小祖媞将自己带来的枕头和他的枕头排在了一起,看他走过来,眉眼弯弯,理所当然地同他宣布:“今天晚上我也要睡在这里,和连三哥哥一起睡!”
刚走到床前的三殿下跌了一下,小祖媞赶紧伸出一只手扶住他,颇为紧张地抱住他的手臂,仰头望他:“连三哥哥你怎么了?”
三殿下看了她一眼,淡定地道:“没什么。”一个孩子,到了陌生之地,不惯一个人住,夜里害怕,就想黏着自己最亲近之人,这稀奇吗?不稀奇。
三殿下倒是很快想通了,但刚跟进来的天步并不觉得这不稀奇,听到小祖媞这话,简直惊掉了下巴:“尊上要、要睡这里?”看到小祖媞已扑在**,又想起三殿下的洁癖,天步眼角直抽,赶紧走上去欲扶起祖媞,“尊上先起来罢……这、这不太好啊……男女七千岁便不该同榻……”

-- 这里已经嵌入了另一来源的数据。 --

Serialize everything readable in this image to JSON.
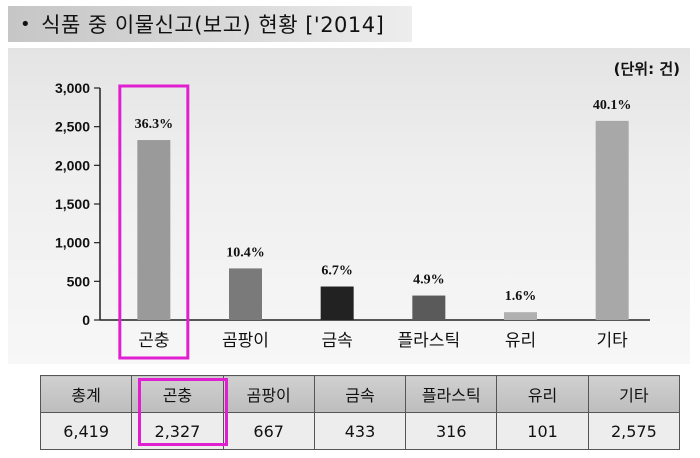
{
  "title": "식품 중 이물신고(보고) 현황 ['2014]",
  "unit": "(단위: 건)",
  "colors": {
    "highlight": "#e020d0",
    "bars": [
      "#9a9a9a",
      "#7a7a7a",
      "#222222",
      "#5a5a5a",
      "#b0b0b0",
      "#a8a8a8"
    ]
  },
  "chart_data": {
    "type": "bar",
    "categories": [
      "곤충",
      "곰팡이",
      "금속",
      "플라스틱",
      "유리",
      "기타"
    ],
    "values": [
      2327,
      667,
      433,
      316,
      101,
      2575
    ],
    "data_labels": [
      "36.3%",
      "10.4%",
      "6.7%",
      "4.9%",
      "1.6%",
      "40.1%"
    ],
    "ylim": [
      0,
      3000
    ],
    "yticks": [
      "0",
      "500",
      "1,000",
      "1,500",
      "2,000",
      "2,500",
      "3,000"
    ],
    "ytick_values": [
      0,
      500,
      1000,
      1500,
      2000,
      2500,
      3000
    ],
    "highlighted_category": "곤충",
    "grid": false,
    "legend": "none"
  },
  "table": {
    "headers": [
      "총계",
      "곤충",
      "곰팡이",
      "금속",
      "플라스틱",
      "유리",
      "기타"
    ],
    "values": [
      "6,419",
      "2,327",
      "667",
      "433",
      "316",
      "101",
      "2,575"
    ]
  }
}
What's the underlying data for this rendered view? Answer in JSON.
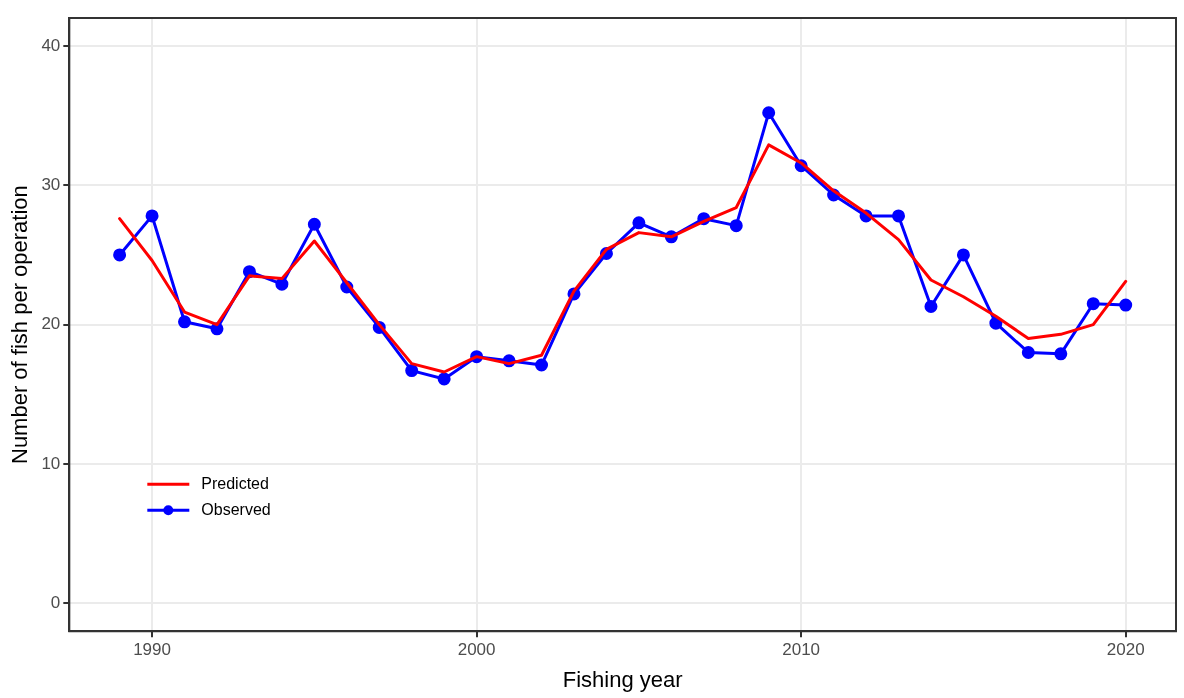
{
  "chart_data": {
    "type": "line",
    "xlabel": "Fishing year",
    "ylabel": "Number of fish per operation",
    "x": [
      1989,
      1990,
      1991,
      1992,
      1993,
      1994,
      1995,
      1996,
      1997,
      1998,
      1999,
      2000,
      2001,
      2002,
      2003,
      2004,
      2005,
      2006,
      2007,
      2008,
      2009,
      2010,
      2011,
      2012,
      2013,
      2014,
      2015,
      2016,
      2017,
      2018,
      2019,
      2020
    ],
    "series": [
      {
        "name": "Predicted",
        "color": "#ff0000",
        "marker": "none",
        "values": [
          27.6,
          24.6,
          20.9,
          20.0,
          23.5,
          23.3,
          26.0,
          23.0,
          20.0,
          17.2,
          16.6,
          17.7,
          17.2,
          17.8,
          22.4,
          25.4,
          26.6,
          26.3,
          27.4,
          28.4,
          32.9,
          31.6,
          29.6,
          28.0,
          26.1,
          23.2,
          22.0,
          20.6,
          19.0,
          19.3,
          20.0,
          23.1
        ]
      },
      {
        "name": "Observed",
        "color": "#0000ff",
        "marker": "circle",
        "values": [
          25.0,
          27.8,
          20.2,
          19.7,
          23.8,
          22.9,
          27.2,
          22.7,
          19.8,
          16.7,
          16.1,
          17.7,
          17.4,
          17.1,
          22.2,
          25.1,
          27.3,
          26.3,
          27.6,
          27.1,
          35.2,
          31.4,
          29.3,
          27.8,
          27.8,
          21.3,
          25.0,
          20.1,
          18.0,
          17.9,
          21.5,
          21.4
        ]
      }
    ],
    "xlim": [
      1987.45,
      2021.55
    ],
    "xticks": [
      1990,
      2000,
      2010,
      2020
    ],
    "ylim": [
      -2,
      42
    ],
    "yticks": [
      0,
      10,
      20,
      30,
      40
    ],
    "grid": true,
    "legend": "bottom left",
    "line_style": "solid"
  }
}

见天步要来扶自己,小祖媞干脆踢掉了鞋子缩进了床内,只探出一个头,狐疑地问:“男女七千岁便不该同榻?我怎么不知道,”耸了耸肩,“那就算如此吧,但我没有性别,可以是男孩子也可以是女孩子,我现在可以算作是男孩子,连三哥哥也是男孩子,我们并没有什么男女之分。”
天步没稳住差点摔一跤:“什么?可、可光神不是一位女神吗?”
这倒也不怪天步,世间知光神生而无性别、幼时可男可女的神祇本就不多。她只以为小祖媞在开玩笑,为了同三殿下住在一起胡言乱语罢了,不禁苦笑:“尊上不要唬奴婢了,若是尊上一人住一殿害怕,那奴婢……”
小祖媞被戳中心事,脸瞬间红了,但她是骄傲的光神,怎么能承认自己一人住一殿害怕,因此尽管心虚,还是很努力地否认:“我才不是一个人会害怕,我只是觉得……”她的眼睛转了转,“我有时候半夜想要喝水,就需要有人给我倒水,所以我不能一个人住!”
天步上前,柔柔相劝:“那奴婢可以住到尊上寝殿去,不仅可以给尊上倒水,若尊上踢被子了,奴婢还可以帮尊上盖被子。”
“可我……我很挑剔的。”小祖媞鼓起腮帮,皱着眉,“我不喝别人倒的水。”她不是很有底气地说。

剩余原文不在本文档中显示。